Like most neighbourhood convenience stores, you can find pop and chips and phone cards. But the shelves are also stocked with spices, teas, hot dalli pickles, brass and other metal cookware, colourful clothing and jewellery.

Some of the beadwork available at the store.

Aside from speciality spices, pickles and teas, the store also stocks colourful beadwork, clothing and jewellery. (Kim Garritty/CBC)

Colourful flower garlands hang near the front window, the place they're stored when they're not being used for the festival of Diwali. Some shelves stock statues of Hindu goddesses.

Garlands hang at the Marché Nepalais in Quebec City

Garlands hang near the front window. They are used during the festival of Diwali. (Kim Garritty/CBC)

In the back of one of the aisles is a small table with two black chairs. 

This is where Saroj Kumar and Bhima would frequently sit with members of the community who needed extra help with some of the paperwork that comes with daily life, including utility payments and tax forms. 

The Chhetris see their store as a community hub. They relocated it once before at the request of community members, so they could be closer to Quebec City's Vanier neighbourhood, where many Nepali families lived.

"The old people want to come in the store, and they want to talk," Saroj Kumar said. "They do not know how to buy things at supermarket because they don't know to read and write, so they can come out to the store and they can ask [about] products in Nepali."

The Chhetris offer free delivery for their older clients. 

"We are so happy helping them," Bhima said. 

But with so few people left to help, the Chhetris say they need to move with the community. 

One of the many statues sold at the Marché Nepalais

One of the many statues in stock at the store run by the Chhetri family. (Kim Garritty/CBC)

Sad to leave

Saroj Kumar is already in London setting up the new business, while Bhima and their son are still in Quebec. The lease on the Quebec City store is in place until 2018. It's not clear yet when Bhima and their son Ryan will relocate. 

Ryan is fluent in French, English and Nepali and his parents want him to join immersion when he moves to Ontario so he can keep his French language skills.

Bhima and Saroj Chhetri behind the counter of their store.

The store has been gradually losing business as Nepalese families move to Ontario. (Kim Garritty/CBC)

Saroj Kumar said he sometimes wakes up in the middle of the night thinking about the decision to move, feeling sad and emotional. 

Both Chhetris recall the welcome they received when they first arrived in Canada and were living in Sherbrooke, far from a grocery store.

"At that time we didn't have a driving licence or a car, and we didn't take taxis because it was going to cost money," Bhima said. 

She described how they would walk to the store, buy a week's worth of food and then walk back with big heavy bags. People would stop and offer her a ride home.

The Chhetris say they will keep the name of their new store in London as Marché Nepalais.

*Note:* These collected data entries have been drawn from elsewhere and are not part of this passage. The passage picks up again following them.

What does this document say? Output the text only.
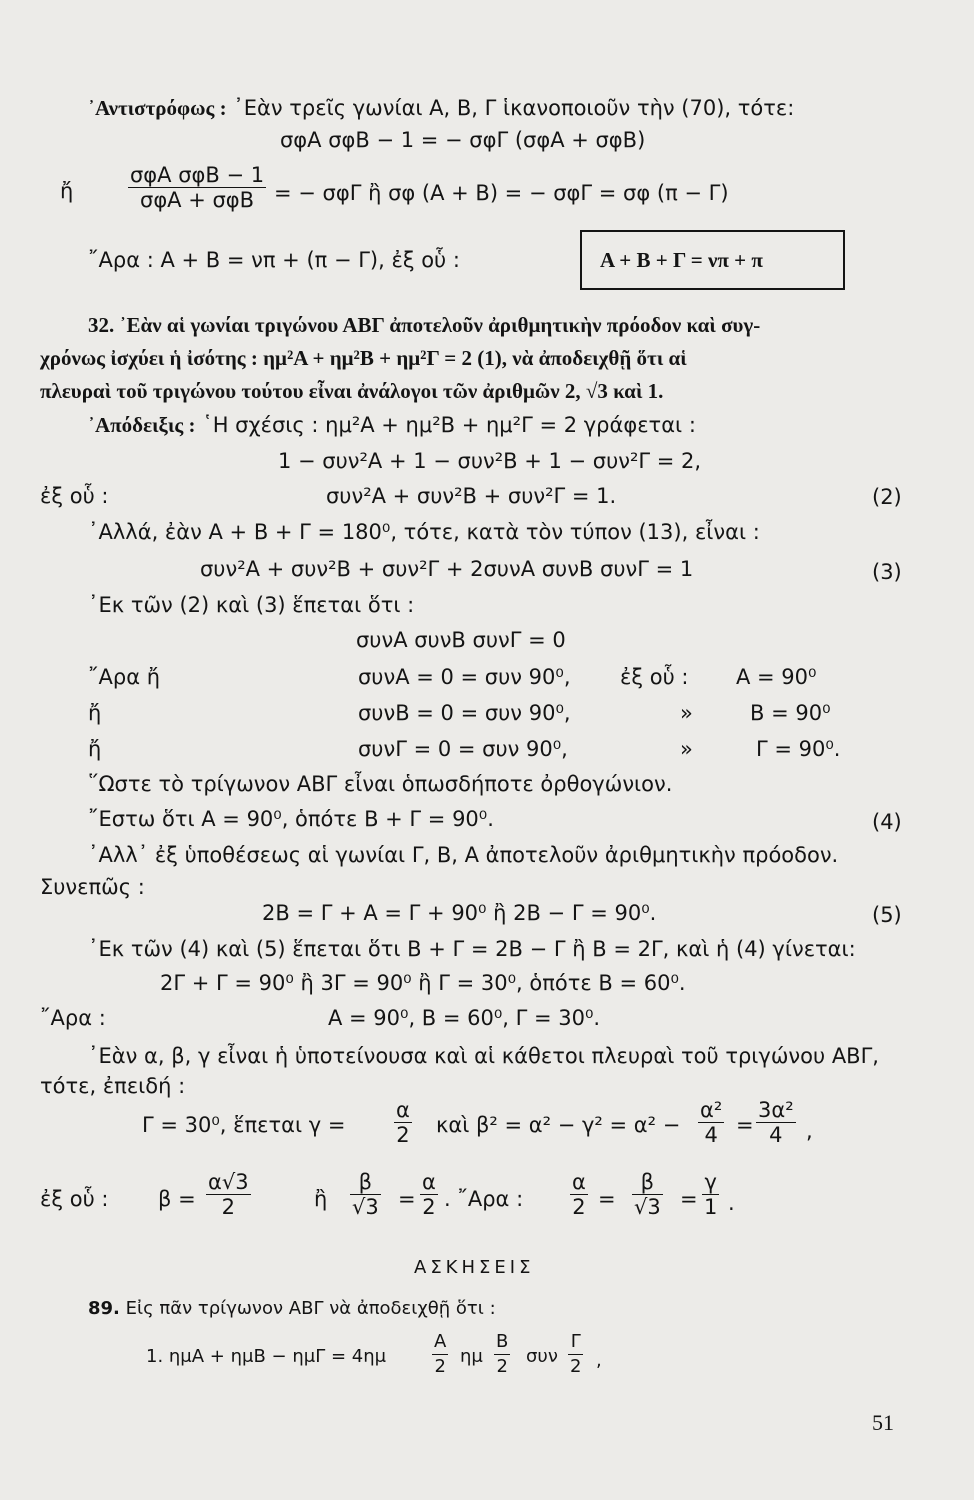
᾿Αντιστρόφως : ᾿Εὰν τρεῖς γωνίαι Α, Β, Γ ἱκανοποιοῦν τὴν (70), τότε:
σφΑ σφΒ − 1 = − σφΓ (σφΑ + σφΒ)
ἤ
σφΑ σφΒ − 1
σφΑ + σφΒ = − σφΓ ἢ σφ (Α + Β) = − σφΓ = σφ (π − Γ)
῎Αρα : Α + Β = νπ + (π − Γ), ἐξ οὗ :	Α + Β + Γ = νπ + π
32. ᾿Εὰν αἱ γωνίαι τριγώνου ΑΒΓ ἀποτελοῦν ἀριθμητικὴν πρόοδον καὶ συγ-
χρόνως ἰσχύει ἡ ἰσότης : ημ²Α + ημ²Β + ημ²Γ = 2 (1), νὰ ἀποδειχθῇ ὅτι αἱ
πλευραὶ τοῦ τριγώνου τούτου εἶναι ἀνάλογοι τῶν ἀριθμῶν 2, √3 καὶ 1.
᾿Απόδειξις : ῾Η σχέσις : ημ²Α + ημ²Β + ημ²Γ = 2 γράφεται :
1 − συν²Α + 1 − συν²Β + 1 − συν²Γ = 2,
ἐξ οὗ :	συν²Α + συν²Β + συν²Γ = 1.	(2)
᾿Αλλά, ἐὰν Α + Β + Γ = 180⁰, τότε, κατὰ τὸν τύπον (13), εἶναι :
συν²Α + συν²Β + συν²Γ + 2συνΑ συνΒ συνΓ = 1	(3)
᾿Εκ τῶν (2) καὶ (3) ἕπεται ὅτι :
συνΑ συνΒ συνΓ = 0
῎Αρα ἤ	συνΑ = 0 = συν 90⁰, ἐξ οὗ : Α = 90⁰
ἤ	συνΒ = 0 = συν 90⁰,	»	Β = 90⁰
ἤ	συνΓ = 0 = συν 90⁰,	»	Γ = 90⁰.
῞Ωστε τὸ τρίγωνον ΑΒΓ εἶναι ὁπωσδήποτε ὀρθογώνιον.
῎Εστω ὅτι Α = 90⁰, ὁπότε Β + Γ = 90⁰.	(4)
᾿Αλλ᾿ ἐξ ὑποθέσεως αἱ γωνίαι Γ, Β, Α ἀποτελοῦν ἀριθμητικὴν πρόοδον.
Συνεπῶς :
2Β = Γ + Α = Γ + 90⁰ ἢ 2Β − Γ = 90⁰.	(5)
᾿Εκ τῶν (4) καὶ (5) ἕπεται ὅτι Β + Γ = 2Β − Γ ἢ Β = 2Γ, καὶ ἡ (4) γίνεται:
2Γ + Γ = 90⁰ ἢ 3Γ = 90⁰ ἢ Γ = 30⁰, ὁπότε Β = 60⁰.
῎Αρα :	Α = 90⁰, Β = 60⁰, Γ = 30⁰.
᾿Εὰν α, β, γ εἶναι ἡ ὑποτείνουσα καὶ αἱ κάθετοι πλευραὶ τοῦ τριγώνου ΑΒΓ,
τότε, ἐπειδή :
Γ = 30⁰, ἕπεται $\gamma = \frac{\alpha}{2}$ καὶ $\beta^2 = \alpha^2 - \gamma^2 = \alpha^2 - \frac{\text{α²}}{4} = \frac{\text{3α²}}{4}$ ,
ἐξ οὗ : $\beta = \frac{\alpha√3}{2}$	ἢ $\frac{\beta}{√3} = \frac{\alpha}{2}$ . ῎Αρα : $\frac{\alpha}{2} = \frac{\beta}{√3} = \frac{\gamma}{1}$ .
ΑΣΚΗΣΕΙΣ
89. Εἰς πᾶν τρίγωνον ΑΒΓ νὰ ἀποδειχθῇ ὅτι :
1. ημΑ + ημΒ − ημΓ = 4ημ	$\frac{A}{2}$ ημ $\frac{B}{2}$ συν $\frac{\Gamma}{2}$ ,
51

They always want to be reminded of what Quebec offered them. 

Saroj Kumar said he hopes to return to Quebec when he retires. 

Corrections

  • An earlier version of this story referred to Saroj Kumar and Bhima Chhetri as Nepalese. In fact, they and the majority in the Quebec City community are ethnic Nepalis from Bhutan and, although they lived in a refugee camp in Nepal for many years, they were never Nepalese citizens.